You've Got a Friend in Me
by merielrose
Summary: Wrong Pixar movie referenced in the title, I know. I wrote this while procrastinating on a midterm. It's about Boo from Monster's Inc. What happened after Mike fixed that door for Sulley? What happens what Boo gets older? ONE SHOT.


**Author's Comment:** So, this Halloween, I'm planning on being Boo from Monster's Inc. Since the last time I've seen the movie, I've always wondered what happens after Mike repairs the door for Sulley. Was the visit only just that once? I doubt it. And then I remembered: Boo has to grow up eventually. And my heart broke.

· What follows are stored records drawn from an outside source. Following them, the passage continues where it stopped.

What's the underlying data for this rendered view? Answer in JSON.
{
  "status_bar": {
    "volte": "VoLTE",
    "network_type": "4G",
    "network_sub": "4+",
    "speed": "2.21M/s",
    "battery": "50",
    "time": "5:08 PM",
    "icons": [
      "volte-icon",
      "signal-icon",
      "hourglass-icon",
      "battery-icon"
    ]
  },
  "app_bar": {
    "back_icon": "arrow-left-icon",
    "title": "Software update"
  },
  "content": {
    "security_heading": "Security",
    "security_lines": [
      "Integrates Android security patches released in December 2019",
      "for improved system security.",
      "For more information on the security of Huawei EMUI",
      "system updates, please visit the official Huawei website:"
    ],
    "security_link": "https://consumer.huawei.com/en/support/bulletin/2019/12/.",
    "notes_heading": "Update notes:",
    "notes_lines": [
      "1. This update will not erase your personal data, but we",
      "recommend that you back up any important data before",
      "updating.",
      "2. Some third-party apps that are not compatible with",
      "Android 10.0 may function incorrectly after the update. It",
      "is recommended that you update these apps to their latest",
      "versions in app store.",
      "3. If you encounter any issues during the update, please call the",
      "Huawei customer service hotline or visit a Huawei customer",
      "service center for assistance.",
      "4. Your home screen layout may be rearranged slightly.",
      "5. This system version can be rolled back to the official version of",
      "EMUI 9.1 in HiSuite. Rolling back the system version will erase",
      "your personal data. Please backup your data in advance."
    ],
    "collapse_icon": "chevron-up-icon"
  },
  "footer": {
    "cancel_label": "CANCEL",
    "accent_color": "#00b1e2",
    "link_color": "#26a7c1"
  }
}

I'm a big fan of happy endings. Let's see how I did this time. Loving people read and review?

**Disclaimer: **Boo/Mary Gibbs, Sulley/JP Sullivan, Mike Wazaowski, Cecilia and Monstropolis belong to Disney*Pixar. :)

Dedicated to my dear friend Lizzy. 3

* * *

If ever it is said that when a boy likes a girl, he pulls on her pigtails, let it be known as a lie. Mary Gibbs sat at her desk quietly. The first year of junior high was going to be tough, her mother said. Mother wasn't kidding. A new school with too many classmates, and Lily had moved two states away. What is life without a best friend?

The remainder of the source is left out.